Objective: Feasibility of intraarterial MR angiography of the renal arteries and comparison of the accuracy of intraarterial MR angiography with selective intraarterial digital subtraction angiography (DSA) for detection of stenoses.

Materials And Methods: Ten consecutive patients (mean, 68 years) with suspected renal artery stenosis underwent a digital subtraction angiography and an intraarterial gadolinium-enhanced MR angiography, performed on a 1.5-T system. For intraarterial MR angiography 60 ml diluted contrast agent (10 ml gadodiamide in 50 ml 0.9% saline solution) was injected through a conventional angiography catheter placed in the suprarenal abdominal aorta using a flow rate of 3.5 ml/s. A three-dimensional (3D) gradient-echo sequence was performed. Differences in the quantitative measurement of stenoses of lesions between DSA and intraarterial MR angiography were evaluated by three observers. Overall impression of the intraarterial MR angiography was documented on a four-point scale (1 = excellent to 4 = poor). Interobserver variability was calculated.
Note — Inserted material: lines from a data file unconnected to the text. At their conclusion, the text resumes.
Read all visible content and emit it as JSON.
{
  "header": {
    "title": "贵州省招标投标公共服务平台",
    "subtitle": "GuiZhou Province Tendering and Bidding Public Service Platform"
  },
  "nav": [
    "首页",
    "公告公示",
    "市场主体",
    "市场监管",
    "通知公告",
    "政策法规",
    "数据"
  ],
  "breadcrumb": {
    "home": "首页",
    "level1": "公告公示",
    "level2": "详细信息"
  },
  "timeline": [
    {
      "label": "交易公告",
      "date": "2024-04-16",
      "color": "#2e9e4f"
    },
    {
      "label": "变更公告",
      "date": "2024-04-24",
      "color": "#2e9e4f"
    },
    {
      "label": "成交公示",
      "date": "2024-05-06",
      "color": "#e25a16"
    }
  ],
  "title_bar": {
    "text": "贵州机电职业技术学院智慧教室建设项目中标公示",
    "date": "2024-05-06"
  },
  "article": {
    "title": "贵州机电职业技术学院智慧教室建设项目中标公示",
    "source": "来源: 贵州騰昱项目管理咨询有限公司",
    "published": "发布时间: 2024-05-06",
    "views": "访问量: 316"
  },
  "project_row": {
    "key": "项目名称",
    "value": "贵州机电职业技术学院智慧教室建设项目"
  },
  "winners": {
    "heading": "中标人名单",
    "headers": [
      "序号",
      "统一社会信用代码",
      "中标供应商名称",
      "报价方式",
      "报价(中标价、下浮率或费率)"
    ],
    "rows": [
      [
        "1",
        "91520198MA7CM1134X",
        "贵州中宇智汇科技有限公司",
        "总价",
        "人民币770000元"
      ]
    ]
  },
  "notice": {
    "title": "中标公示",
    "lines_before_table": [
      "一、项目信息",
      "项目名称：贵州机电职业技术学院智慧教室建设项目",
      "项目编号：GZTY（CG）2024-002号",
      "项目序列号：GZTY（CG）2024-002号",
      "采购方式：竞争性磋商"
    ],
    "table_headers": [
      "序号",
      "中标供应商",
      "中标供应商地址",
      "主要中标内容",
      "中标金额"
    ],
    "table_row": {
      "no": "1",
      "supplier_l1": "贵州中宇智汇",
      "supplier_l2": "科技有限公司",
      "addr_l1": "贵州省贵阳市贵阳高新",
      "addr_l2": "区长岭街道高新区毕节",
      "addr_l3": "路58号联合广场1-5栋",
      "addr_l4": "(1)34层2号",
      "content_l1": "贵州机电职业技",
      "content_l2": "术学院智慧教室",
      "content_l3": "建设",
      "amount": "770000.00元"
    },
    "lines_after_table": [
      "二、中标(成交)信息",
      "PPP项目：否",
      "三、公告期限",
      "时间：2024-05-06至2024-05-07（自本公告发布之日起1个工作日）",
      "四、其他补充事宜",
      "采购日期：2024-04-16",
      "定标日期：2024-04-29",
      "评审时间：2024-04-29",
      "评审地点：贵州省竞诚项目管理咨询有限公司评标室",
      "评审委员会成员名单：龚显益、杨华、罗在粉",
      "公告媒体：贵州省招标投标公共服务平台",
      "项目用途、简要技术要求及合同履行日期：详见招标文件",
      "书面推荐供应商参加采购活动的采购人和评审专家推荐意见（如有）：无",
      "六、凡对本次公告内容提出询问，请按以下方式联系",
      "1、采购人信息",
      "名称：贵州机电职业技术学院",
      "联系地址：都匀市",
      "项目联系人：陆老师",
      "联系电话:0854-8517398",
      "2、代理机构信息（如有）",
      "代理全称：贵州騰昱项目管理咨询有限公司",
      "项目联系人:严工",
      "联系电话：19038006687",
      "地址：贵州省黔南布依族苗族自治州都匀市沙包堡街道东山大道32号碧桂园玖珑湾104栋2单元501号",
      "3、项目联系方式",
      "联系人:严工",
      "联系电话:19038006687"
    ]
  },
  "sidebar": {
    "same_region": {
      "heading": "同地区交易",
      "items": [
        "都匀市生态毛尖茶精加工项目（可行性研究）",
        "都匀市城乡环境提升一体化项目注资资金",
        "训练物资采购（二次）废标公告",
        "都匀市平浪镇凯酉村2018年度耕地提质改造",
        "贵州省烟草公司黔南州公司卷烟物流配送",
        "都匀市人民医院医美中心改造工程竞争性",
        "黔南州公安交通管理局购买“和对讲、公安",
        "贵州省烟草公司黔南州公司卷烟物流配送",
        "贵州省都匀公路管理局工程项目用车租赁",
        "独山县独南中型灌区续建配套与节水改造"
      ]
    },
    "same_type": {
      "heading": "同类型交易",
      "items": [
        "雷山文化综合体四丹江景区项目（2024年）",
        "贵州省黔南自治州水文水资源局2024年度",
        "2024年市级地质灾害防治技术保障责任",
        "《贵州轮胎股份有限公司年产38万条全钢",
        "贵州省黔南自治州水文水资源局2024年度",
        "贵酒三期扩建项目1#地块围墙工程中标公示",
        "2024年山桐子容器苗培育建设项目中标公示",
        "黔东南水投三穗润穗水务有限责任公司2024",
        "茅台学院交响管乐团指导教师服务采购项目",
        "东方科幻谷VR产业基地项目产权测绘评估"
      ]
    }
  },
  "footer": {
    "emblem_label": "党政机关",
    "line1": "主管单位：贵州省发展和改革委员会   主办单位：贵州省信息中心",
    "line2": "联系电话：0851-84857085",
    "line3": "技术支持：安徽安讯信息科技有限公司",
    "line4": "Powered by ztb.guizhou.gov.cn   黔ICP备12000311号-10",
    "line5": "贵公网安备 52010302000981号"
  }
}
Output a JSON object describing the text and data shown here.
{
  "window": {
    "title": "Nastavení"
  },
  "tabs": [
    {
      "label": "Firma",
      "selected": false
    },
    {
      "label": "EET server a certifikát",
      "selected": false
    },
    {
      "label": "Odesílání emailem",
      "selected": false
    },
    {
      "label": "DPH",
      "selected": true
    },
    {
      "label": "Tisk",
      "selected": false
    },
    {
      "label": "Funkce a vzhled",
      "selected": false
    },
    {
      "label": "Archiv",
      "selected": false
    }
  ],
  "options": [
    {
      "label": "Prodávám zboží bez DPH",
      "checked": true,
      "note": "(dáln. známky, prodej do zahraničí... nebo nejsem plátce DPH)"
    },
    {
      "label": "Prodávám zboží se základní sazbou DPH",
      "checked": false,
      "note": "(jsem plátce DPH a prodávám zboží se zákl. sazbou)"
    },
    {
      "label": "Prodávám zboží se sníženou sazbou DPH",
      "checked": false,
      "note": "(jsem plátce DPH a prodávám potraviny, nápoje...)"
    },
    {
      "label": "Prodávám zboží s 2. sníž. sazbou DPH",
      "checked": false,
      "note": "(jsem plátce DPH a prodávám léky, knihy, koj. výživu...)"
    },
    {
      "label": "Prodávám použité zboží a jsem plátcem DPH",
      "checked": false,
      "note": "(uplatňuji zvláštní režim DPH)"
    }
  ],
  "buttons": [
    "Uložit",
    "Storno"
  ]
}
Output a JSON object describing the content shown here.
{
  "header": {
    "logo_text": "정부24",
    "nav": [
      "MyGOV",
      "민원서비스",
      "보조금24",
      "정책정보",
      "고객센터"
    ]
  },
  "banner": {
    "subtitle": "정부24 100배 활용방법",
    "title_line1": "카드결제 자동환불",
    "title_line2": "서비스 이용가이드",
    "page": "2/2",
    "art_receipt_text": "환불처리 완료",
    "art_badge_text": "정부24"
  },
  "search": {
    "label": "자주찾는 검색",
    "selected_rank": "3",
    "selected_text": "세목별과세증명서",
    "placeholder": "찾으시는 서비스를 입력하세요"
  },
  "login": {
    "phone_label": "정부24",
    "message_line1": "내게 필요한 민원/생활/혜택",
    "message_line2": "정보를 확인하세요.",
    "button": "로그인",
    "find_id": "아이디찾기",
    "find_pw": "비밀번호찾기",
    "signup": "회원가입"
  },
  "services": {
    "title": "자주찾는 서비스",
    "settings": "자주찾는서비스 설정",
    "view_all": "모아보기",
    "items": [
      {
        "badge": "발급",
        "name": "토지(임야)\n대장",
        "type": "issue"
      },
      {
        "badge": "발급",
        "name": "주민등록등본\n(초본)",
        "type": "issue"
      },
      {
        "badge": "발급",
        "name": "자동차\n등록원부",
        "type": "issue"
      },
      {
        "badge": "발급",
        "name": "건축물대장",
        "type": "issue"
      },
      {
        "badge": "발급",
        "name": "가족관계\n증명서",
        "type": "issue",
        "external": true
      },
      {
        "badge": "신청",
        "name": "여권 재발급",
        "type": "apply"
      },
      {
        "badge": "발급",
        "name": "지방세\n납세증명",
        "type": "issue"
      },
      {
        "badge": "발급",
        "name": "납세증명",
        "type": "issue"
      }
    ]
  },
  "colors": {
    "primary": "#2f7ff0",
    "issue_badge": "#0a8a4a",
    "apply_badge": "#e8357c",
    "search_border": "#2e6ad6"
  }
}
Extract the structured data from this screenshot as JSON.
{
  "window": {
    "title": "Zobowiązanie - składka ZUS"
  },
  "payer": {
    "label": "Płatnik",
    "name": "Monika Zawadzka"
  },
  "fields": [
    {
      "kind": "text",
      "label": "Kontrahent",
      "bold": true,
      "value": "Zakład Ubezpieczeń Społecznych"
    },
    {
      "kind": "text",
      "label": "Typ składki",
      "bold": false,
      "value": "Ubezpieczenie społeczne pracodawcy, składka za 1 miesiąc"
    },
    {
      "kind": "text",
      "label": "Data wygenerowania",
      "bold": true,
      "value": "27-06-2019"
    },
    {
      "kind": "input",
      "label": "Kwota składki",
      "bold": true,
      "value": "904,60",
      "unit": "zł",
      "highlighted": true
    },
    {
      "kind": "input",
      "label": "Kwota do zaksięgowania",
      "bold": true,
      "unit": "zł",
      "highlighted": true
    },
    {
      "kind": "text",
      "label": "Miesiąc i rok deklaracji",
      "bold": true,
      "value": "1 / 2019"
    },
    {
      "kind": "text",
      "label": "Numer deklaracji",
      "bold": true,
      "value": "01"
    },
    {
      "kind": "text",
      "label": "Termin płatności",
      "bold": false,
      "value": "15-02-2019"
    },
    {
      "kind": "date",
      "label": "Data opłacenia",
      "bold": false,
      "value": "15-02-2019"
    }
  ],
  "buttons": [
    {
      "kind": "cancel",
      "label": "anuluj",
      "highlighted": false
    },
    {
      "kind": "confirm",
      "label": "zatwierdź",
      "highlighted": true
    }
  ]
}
Results: Intraarterial MR angiography of the renal arteries was feasible in all patients (100%) with a mean overall impression of all images of 1.8 (SD: 0.71). One of 9 accessory renal arteries was not visualized with intraarterial MR angiography. The overall sensitivity/specificity for detection of significant stenoses (>or=50% stenosis) were 83%/87%. Interobserver variability of intraarterial MR angiography ranged between fair and substantial (0.359-0.622).

Conclusion: Intraarterial MR angiography of the renal arteries in humans is feasible and has an acceptable sensitivity in detecting stenoses using injections of diluted contrast agent at concentrations as low as 17%.